By Kate Feldman
Almost 11 months after Hurricane Maria decimated Puerto Rico, officials have conceded that more than 1,400 people were likely killed by the storm, a dramatic rise from the official death toll of 64.
A report to Congress posted online Thursday said that, on June 13, the government of Puerto Rico admitted that 1,427 more people had died in the four months after Maria, which made landfall as a Category 4 hurricane on Sept. 20, than in the previous four years at the same time.
"Similarly, independent researchers analyzing vital statistics data found that about 1,000 more people died in September and October 2017 than normal, largely in the hurricane's path or in mountainous rural areas," the report read.
The government had previously acknowledged the higher toll when a judge forced officials to release the death records after being sued by CNN and the Centro de Periodismo Investigativo in Puerto Rico.
Thursday's report, titled "Transformation and Innovation in the Wake of Devastation: An Economic and Disaster Recovery Plan for Puerto Rico," examines why the country was so inadequately prepared for Maria.
"Because the resources available for response were inadequate for the scale of the disaster, the failure of the lifeline systems meant that emergency services were severely compromised and residents lacked electricity, food and water for a prolonged period. And with roads impassable, residents had limited access to medical care," the report read.
"After the hurricanes, people lost their jobs, schools were closed, government services and private enterprise could no longer operate effectively, landslides caused flooding hazards, and wastewater polluted marine environments. Older adults, children, individuals with disabilities or chronic illnesses and women were all disproportionately affected by this disaster."
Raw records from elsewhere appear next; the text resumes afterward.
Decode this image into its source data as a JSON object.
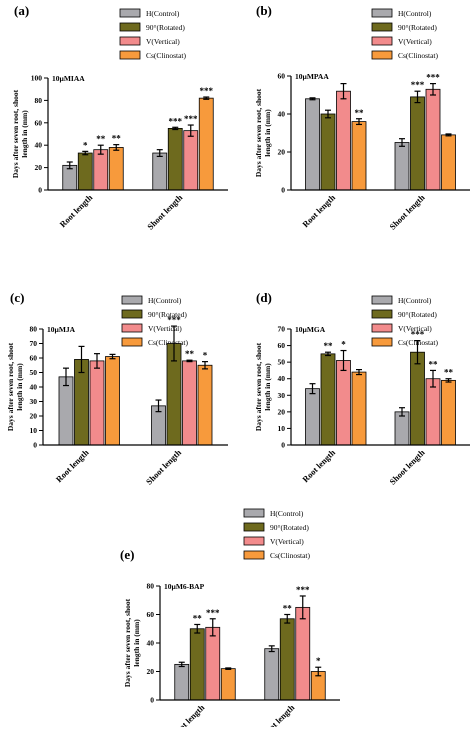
{
  "figure": {
    "series_colors": [
      "#a9a9ad",
      "#6e6a1e",
      "#f28b8c",
      "#f79a3c"
    ]
  },
  "chart_data": [
    {
      "panel": "(a)",
      "annotation": "10µMIAA",
      "type": "bar",
      "categories": [
        "Root length",
        "Shoot length"
      ],
      "series": [
        {
          "name": "H(Control)",
          "values": [
            22,
            33
          ],
          "errors": [
            3,
            3
          ],
          "significance": [
            "",
            ""
          ]
        },
        {
          "name": "90°(Rotated)",
          "values": [
            33,
            55
          ],
          "errors": [
            1.5,
            1
          ],
          "significance": [
            "*",
            "***"
          ]
        },
        {
          "name": "V(Vertical)",
          "values": [
            36,
            53
          ],
          "errors": [
            4,
            5
          ],
          "significance": [
            "**",
            "***"
          ]
        },
        {
          "name": "Cs(Clinostat)",
          "values": [
            38,
            82
          ],
          "errors": [
            2.5,
            1
          ],
          "significance": [
            "**",
            "***"
          ]
        }
      ],
      "ylabel": "Days after seven root, shoot length in (mm)",
      "ylim": [
        0,
        100
      ],
      "yticks": [
        0,
        20,
        40,
        60,
        80,
        100
      ],
      "legend_position": "top-right"
    },
    {
      "panel": "(b)",
      "annotation": "10µMPAA",
      "type": "bar",
      "categories": [
        "Root length",
        "Shoot length"
      ],
      "series": [
        {
          "name": "H(Control)",
          "values": [
            48,
            25
          ],
          "errors": [
            0.5,
            2
          ],
          "significance": [
            "",
            ""
          ]
        },
        {
          "name": "90°(Rotated)",
          "values": [
            40,
            49
          ],
          "errors": [
            2,
            3
          ],
          "significance": [
            "",
            "***"
          ]
        },
        {
          "name": "V(Vertical)",
          "values": [
            52,
            53
          ],
          "errors": [
            4,
            3
          ],
          "significance": [
            "",
            "***"
          ]
        },
        {
          "name": "Cs(Clinostat)",
          "values": [
            36,
            29
          ],
          "errors": [
            1.5,
            0.5
          ],
          "significance": [
            "**",
            ""
          ]
        }
      ],
      "ylabel": "Days after seven root, shoot length in (mm)",
      "ylim": [
        0,
        60
      ],
      "yticks": [
        0,
        20,
        40,
        60
      ],
      "legend_position": "top-right"
    },
    {
      "panel": "(c)",
      "annotation": "10µMJA",
      "type": "bar",
      "categories": [
        "Root length",
        "Shoot length"
      ],
      "series": [
        {
          "name": "H(Control)",
          "values": [
            47,
            27
          ],
          "errors": [
            6,
            4
          ],
          "significance": [
            "",
            ""
          ]
        },
        {
          "name": "90°(Rotated)",
          "values": [
            59,
            70
          ],
          "errors": [
            9,
            12
          ],
          "significance": [
            "",
            "***"
          ]
        },
        {
          "name": "V(Vertical)",
          "values": [
            58,
            58
          ],
          "errors": [
            5,
            0.5
          ],
          "significance": [
            "",
            "**"
          ]
        },
        {
          "name": "Cs(Clinostat)",
          "values": [
            61,
            55
          ],
          "errors": [
            1.5,
            2.5
          ],
          "significance": [
            "",
            "*"
          ]
        }
      ],
      "ylabel": "Days after seven root, shoot length in (mm)",
      "ylim": [
        0,
        80
      ],
      "yticks": [
        0,
        10,
        20,
        30,
        40,
        50,
        60,
        70,
        80
      ],
      "legend_position": "top-right"
    },
    {
      "panel": "(d)",
      "annotation": "10µMGA",
      "type": "bar",
      "categories": [
        "Root length",
        "Shoot length"
      ],
      "series": [
        {
          "name": "H(Control)",
          "values": [
            34,
            20
          ],
          "errors": [
            3,
            2.5
          ],
          "significance": [
            "",
            ""
          ]
        },
        {
          "name": "90°(Rotated)",
          "values": [
            55,
            56
          ],
          "errors": [
            1,
            7
          ],
          "significance": [
            "**",
            "***"
          ]
        },
        {
          "name": "V(Vertical)",
          "values": [
            51,
            40
          ],
          "errors": [
            6,
            5
          ],
          "significance": [
            "*",
            "**"
          ]
        },
        {
          "name": "Cs(Clinostat)",
          "values": [
            44,
            39
          ],
          "errors": [
            1.5,
            1
          ],
          "significance": [
            "",
            "**"
          ]
        }
      ],
      "ylabel": "Days after seven root, shoot length in (mm)",
      "ylim": [
        0,
        70
      ],
      "yticks": [
        0,
        10,
        20,
        30,
        40,
        50,
        60,
        70
      ],
      "legend_position": "top-right"
    },
    {
      "panel": "(e)",
      "annotation": "10µM6-BAP",
      "type": "bar",
      "categories": [
        "Root length",
        "Shoot length"
      ],
      "series": [
        {
          "name": "H(Control)",
          "values": [
            25,
            36
          ],
          "errors": [
            1.5,
            2
          ],
          "significance": [
            "",
            ""
          ]
        },
        {
          "name": "90°(Rotated)",
          "values": [
            50,
            57
          ],
          "errors": [
            3,
            3
          ],
          "significance": [
            "**",
            "**"
          ]
        },
        {
          "name": "V(Vertical)",
          "values": [
            51,
            65
          ],
          "errors": [
            6,
            8
          ],
          "significance": [
            "***",
            "***"
          ]
        },
        {
          "name": "Cs(Clinostat)",
          "values": [
            22,
            20
          ],
          "errors": [
            0.5,
            3
          ],
          "significance": [
            "",
            "*"
          ]
        }
      ],
      "ylabel": "Days after seven root, shoot length in (mm)",
      "ylim": [
        0,
        80
      ],
      "yticks": [
        0,
        20,
        40,
        60,
        80
      ],
      "legend_position": "top-right"
    }
  ]
}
President Donald Trump has long touted the low death toll as evidence of the effectiveness of federal aid sent to the island. Promised $23 billion, Omar Marrero, the director of Puerto Rico's Central Recovery and Reconstruction Office, said in March that the country had received just $1.27 billion for its federal assistance nutrition program and $430 million to help repair public infrastructure.
"Every death is a horror, but if you look at a real catastrophe like Katrina and you look at the tremendous _ hundreds and hundreds of people that died _ and you look at what happened here with, really, a storm that was just totally overpowering ... no one has ever seen anything like this," Trump told Puerto Rican officials in October, when the official toll sat at 16.
"Sixteen people versus in the thousands. You can be very proud of all of your people and all of our people working together. Sixteen versus literally thousands of people. You can be very proud. Everybody watching can really be very proud of what's taken place in Puerto Rico."